Charlie could almost see lucidity surging into his father: As Drummond walked, he appeared to grow taller, his stride becoming more resolute, and the old glow returning to his eyes. Had Hector Manzanillo sparked him whereas du Frongipanier or Odelette’s children had not? Possibly. Sticking his head inside a washing machine might also have sparked him. Whichever, Charlie was elated. They needed an exit strategy, and when Drummond Clark was on, he was an escape artist.
“Rico blew out his shoulder last season,” Hector said.
“I’m sorry to hear it,” said Drummond.
“Don’t be. He’s doing way better now selling ‘bananas’ for the Bucagas.”
“First-class operation,” said Drummond of the drug dealers.
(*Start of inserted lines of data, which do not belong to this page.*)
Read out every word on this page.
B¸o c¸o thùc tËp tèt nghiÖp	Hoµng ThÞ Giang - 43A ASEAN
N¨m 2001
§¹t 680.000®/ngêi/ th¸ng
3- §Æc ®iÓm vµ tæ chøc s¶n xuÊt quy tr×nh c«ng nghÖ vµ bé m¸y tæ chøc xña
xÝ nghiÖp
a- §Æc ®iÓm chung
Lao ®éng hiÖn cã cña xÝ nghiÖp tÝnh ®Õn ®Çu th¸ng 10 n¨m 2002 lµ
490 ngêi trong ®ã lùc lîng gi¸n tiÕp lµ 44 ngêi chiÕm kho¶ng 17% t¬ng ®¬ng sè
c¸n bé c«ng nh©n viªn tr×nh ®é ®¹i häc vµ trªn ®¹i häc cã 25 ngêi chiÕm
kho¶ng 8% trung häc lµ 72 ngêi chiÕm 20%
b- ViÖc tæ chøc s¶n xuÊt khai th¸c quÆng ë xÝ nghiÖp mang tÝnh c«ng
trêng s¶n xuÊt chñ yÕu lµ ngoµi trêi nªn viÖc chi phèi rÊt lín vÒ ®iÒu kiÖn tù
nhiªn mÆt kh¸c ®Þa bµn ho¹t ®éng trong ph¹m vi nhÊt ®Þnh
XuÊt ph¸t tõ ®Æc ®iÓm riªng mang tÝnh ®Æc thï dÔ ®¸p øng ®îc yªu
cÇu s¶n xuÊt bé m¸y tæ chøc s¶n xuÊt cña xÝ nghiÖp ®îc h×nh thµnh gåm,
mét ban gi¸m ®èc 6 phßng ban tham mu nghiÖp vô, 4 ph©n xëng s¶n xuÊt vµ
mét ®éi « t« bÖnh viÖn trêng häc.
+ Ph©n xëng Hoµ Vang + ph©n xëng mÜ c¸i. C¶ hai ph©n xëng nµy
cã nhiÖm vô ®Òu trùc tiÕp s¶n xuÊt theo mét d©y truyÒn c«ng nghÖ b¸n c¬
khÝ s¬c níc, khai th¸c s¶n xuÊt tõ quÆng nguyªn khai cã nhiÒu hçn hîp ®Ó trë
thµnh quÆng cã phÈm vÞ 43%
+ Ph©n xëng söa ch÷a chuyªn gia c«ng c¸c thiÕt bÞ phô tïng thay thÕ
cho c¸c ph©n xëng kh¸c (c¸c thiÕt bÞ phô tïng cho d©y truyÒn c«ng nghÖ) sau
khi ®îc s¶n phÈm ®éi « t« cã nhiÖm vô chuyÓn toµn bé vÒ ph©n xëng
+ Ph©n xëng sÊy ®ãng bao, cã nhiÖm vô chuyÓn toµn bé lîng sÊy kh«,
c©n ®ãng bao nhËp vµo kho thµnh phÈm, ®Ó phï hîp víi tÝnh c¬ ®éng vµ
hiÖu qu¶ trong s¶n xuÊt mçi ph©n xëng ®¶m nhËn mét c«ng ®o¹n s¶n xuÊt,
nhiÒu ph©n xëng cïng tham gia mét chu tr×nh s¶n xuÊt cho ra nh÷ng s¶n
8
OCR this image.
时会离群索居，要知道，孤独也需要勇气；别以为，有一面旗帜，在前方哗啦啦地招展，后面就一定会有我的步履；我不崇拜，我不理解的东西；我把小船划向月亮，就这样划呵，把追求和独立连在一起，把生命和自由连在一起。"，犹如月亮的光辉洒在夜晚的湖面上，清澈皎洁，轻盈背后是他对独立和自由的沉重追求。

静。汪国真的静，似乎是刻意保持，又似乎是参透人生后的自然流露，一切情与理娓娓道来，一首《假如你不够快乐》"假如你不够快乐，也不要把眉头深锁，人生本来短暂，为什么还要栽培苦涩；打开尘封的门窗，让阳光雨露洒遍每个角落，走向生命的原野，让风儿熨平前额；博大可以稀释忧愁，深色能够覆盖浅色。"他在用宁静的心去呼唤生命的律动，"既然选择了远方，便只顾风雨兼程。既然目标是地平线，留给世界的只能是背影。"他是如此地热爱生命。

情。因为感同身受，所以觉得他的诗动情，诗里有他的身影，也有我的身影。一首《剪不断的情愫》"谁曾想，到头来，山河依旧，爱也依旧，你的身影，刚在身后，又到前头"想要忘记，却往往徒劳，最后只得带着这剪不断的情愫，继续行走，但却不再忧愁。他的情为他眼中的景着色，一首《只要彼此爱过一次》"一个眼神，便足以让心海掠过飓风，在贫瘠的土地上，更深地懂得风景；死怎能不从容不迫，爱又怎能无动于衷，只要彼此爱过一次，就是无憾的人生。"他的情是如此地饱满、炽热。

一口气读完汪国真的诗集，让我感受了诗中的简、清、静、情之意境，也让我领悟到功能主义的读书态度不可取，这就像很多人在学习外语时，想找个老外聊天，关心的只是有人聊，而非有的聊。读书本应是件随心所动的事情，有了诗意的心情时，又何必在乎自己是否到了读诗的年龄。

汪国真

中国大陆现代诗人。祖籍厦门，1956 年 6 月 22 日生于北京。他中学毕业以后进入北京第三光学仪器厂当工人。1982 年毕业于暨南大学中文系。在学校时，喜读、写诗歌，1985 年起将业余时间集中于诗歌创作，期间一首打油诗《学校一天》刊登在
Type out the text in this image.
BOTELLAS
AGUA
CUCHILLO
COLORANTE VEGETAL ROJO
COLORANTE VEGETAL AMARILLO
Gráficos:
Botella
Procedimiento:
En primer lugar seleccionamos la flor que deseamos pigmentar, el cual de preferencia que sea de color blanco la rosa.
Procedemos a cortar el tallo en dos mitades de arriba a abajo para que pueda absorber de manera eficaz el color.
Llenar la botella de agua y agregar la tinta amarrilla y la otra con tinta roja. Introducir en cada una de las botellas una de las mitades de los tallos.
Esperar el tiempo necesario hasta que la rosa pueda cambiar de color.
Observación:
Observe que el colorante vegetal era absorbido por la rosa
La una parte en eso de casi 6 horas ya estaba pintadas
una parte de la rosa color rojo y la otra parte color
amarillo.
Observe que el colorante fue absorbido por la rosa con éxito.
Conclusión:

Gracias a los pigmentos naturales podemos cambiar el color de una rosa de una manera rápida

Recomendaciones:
The trio reached a staircase whose eight flights zigzagged down a cliff face speckled with patches of grass and scrawny trees. From this far up, the choppy sea looked like tinfoil.
Hector pointed down to the beach that wrapped around the rock wall. “Follow the shore ’round to the pier, shouldn’t take you no more than a minute, then blast off in that fancy-ass speedboat you came in. I’ll go the other way, gunning one of the launches from the private dock, do what I can to draw away the cops.”
Drummond nodded his approval. “I owe you one, Hector.”
“I still owe you way more than that, senor.” The guard clambered down the stairs, unconcerned by the creaks and groans that suggested loose moorings.
Right behind him, Drummond said, “Hector, do you have any idea what Fielding did with the other washing machine?”
“The Perriman Pristina? Wish I did. Woulda saved me two broken ribs and fuck-near getting drowned.”
Drummond reddened. “Who did that to you?”
“They said they was Interpol.”
“That means we can rule out Interpol.”
Struggling to keep pace, Charlie surmised that whoever Bream was working for had interrogated Hector. They would have exhausted every means of locating the bomb before mounting their Gstaad operation.
Continuing down the stairs, Hector said, “I told those fuckers what Senor Fielding told me, which was pretty much nada.”
“Tell me anyway,” Drummond said.
“When we loaded the Pristina onto his boat, he said he was gonna run it over to some new hiding place he got on Bernadette Islet or Antoinina Islet-you know, there’s tons of them little isles around here, no people on ’em, no nothing. The boss, he liked to cruise around, find new ones and draw ’em onto his map. He’d name ’em after the ladies he took there …” Embarrassment tinted the guard’s beefy face. “On dates.”
“I imagine your ‘Interpol officers’ searched all these islands?”
“Bernadette’s just a giant-ass sandbar, maybe three kilometers north of here. High tide, thing’s underwater. So you couldn’t really hide nothing there. So of course they didn’t find nothing.”
“What about Antoinina?”
“That’s the thing. There’s no Antoinina on any of Senor Fielding’s maps. Or on any map. Closest thing’s Arianne Islet, which is far, forty clicks easy. They tore that rock apart too. Found shit.”
“Could there be some meaning to ‘Antoinina’ that they missed?” Charlie asked Drummond.
“Damned if I know,” he said.
Which was reason to hope otherwise. Drummond opposed even mild profanity.